Disputes in the eurozone are a problem for stocks, not for bonds

Disputes in the eurozone are a problem for stocks, not for bonds https://www.eresviral.com/wp-content/uploads/2018/10/Las-disputas-en-la-eurozona-son-un-problema-para-las-acciones-no-para-los-bonos-219x146.5

Disputes in the eurozone are a problem for stocks, not for bonds


Disputes in the eurozone are a problem for stocks, not for bonds


The news of the disappearance of the eurozone is exaggerated, but it may not be very comfortable for stock investors.


The current budgetary battle of Italy with the European Union finally resonated through the rest of the eurozone Last week, when the Spanish, Portuguese and Greek debt joined the liquidation in Italian bonds. On Friday night, Italy's debt was lowered another notch by the rating agency


From Moody
,


but the cut was small enough for the bonds to actually come together on Monday morning. Italy remains in investment grade territory.


The spread of contagion to other bond markets in southern Europe makes superficial sense: if investors really thought that Italy would defy European officials to the point of forced default, the future of the entire eurozone would be in grave danger.



However, this default scenario seems highly unlikely. Even though the EU has rejected Italy's budget plans, the Italian government against the establishment can not take things too far because it lacks popular support to leave the euro. Long-term investors can benefit from picking up the eurozone government bonds, cutting the coupons and waiting for the political noise to stop.


However, when it comes to eurozone shares, which are more closely linked to the economic outlook, this last political row should give investors a break.


The problem of the eurozone has always been economic growth, not deficits. Between 2000 and the present, the total amount of the Italian government's debt has expanded at a much slower pace than its peers, thanks to the smaller deficits. The Italian figures only seem worrying as a percentage of production because the country's economic performance since joining the euro has been very depressing.


Undoubtedly, Italy's debt as a percentage of production was already very high when it joined the euro. But Portugal is now almost as big, with Spain and France not far away. And none of these countries have a real risk of default as long as the European Central Bank supports them.

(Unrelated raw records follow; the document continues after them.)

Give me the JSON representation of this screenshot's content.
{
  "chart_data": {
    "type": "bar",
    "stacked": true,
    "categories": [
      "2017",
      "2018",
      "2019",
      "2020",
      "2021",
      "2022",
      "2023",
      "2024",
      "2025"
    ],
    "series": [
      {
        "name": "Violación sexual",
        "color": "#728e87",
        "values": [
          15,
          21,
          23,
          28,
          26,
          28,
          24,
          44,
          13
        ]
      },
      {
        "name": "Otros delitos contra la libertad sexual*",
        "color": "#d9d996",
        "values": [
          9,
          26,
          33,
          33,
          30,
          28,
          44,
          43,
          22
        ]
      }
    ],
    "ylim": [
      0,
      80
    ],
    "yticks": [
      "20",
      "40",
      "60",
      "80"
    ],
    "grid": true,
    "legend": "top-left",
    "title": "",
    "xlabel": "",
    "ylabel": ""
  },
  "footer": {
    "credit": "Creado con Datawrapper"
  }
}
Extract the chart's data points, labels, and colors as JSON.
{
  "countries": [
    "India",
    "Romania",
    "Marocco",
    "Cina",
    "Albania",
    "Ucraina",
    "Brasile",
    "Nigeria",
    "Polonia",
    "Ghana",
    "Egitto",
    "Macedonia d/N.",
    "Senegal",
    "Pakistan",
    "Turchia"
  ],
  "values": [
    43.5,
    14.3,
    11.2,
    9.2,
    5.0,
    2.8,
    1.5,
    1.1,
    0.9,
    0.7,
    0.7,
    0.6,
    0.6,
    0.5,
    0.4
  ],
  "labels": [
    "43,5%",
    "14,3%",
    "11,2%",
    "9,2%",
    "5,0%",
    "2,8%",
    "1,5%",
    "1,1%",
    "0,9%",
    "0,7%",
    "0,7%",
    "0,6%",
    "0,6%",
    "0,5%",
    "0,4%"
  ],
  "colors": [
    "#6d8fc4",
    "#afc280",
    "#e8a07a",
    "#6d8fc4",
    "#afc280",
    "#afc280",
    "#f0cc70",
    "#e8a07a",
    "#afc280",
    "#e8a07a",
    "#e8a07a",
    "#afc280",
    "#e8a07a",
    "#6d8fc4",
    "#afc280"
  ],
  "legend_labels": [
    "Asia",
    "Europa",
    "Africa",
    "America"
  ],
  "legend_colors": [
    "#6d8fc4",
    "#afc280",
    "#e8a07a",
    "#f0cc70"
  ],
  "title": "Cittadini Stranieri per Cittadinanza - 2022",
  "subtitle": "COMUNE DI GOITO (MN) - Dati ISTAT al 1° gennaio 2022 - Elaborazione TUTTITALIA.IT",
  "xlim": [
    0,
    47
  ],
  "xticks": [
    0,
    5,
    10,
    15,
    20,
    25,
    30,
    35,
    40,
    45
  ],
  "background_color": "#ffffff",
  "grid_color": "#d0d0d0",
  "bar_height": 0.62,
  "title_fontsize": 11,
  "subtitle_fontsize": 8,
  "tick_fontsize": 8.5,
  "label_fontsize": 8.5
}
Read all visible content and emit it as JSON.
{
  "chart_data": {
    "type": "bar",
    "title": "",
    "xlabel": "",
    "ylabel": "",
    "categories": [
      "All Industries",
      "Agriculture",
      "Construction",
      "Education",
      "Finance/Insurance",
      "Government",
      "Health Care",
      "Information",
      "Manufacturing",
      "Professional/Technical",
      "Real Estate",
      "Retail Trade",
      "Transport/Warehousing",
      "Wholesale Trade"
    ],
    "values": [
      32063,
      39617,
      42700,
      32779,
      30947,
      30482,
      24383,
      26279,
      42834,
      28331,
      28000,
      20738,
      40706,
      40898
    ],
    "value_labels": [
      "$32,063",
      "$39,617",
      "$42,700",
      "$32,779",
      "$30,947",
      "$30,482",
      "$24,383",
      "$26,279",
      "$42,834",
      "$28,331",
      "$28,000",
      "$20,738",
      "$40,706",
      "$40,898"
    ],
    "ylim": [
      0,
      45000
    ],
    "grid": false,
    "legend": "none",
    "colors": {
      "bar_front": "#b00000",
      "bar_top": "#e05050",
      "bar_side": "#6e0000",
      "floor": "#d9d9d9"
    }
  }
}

The Italian Prime Minister, Giuseppe Conte, on October 21. The country's debt as a percentage of production was very high when it joined the euro.

The Italian Prime Minister, Giuseppe Conte, on October 21. The country's debt as a percentage of production was very high when it joined the euro.


The Italian Prime Minister, Giuseppe Conte, on October 21. The country's debt as a percentage of production was very high when it joined the euro.


Photo:
Alberto Pizzoli / Agencia France-Presse / Getty Images




Public debts rarely fall by cutting government spending: countries rely on overcoming them. Italy's budget plans are only a minor transgression that would not violate the EU's 3% deficit rule. They could even give the economy a much needed fiscal impulse.


At this moment, European officials seem ready to drop, as they have done many times in the past, projections of too optimistic deficits in the budget of the new Spanish government. However, in Italy, his instinct is to crush a populist government he does not like, even at the risk of disrupting the eurozone's economic recovery, instead of seeking to alleviate discontent through growth-oriented policies.


Global investors have long applied a discount to European equities. While policymakers in the eurozone seem more determined to provide discipline than prosperity, it seems unlikely that will change.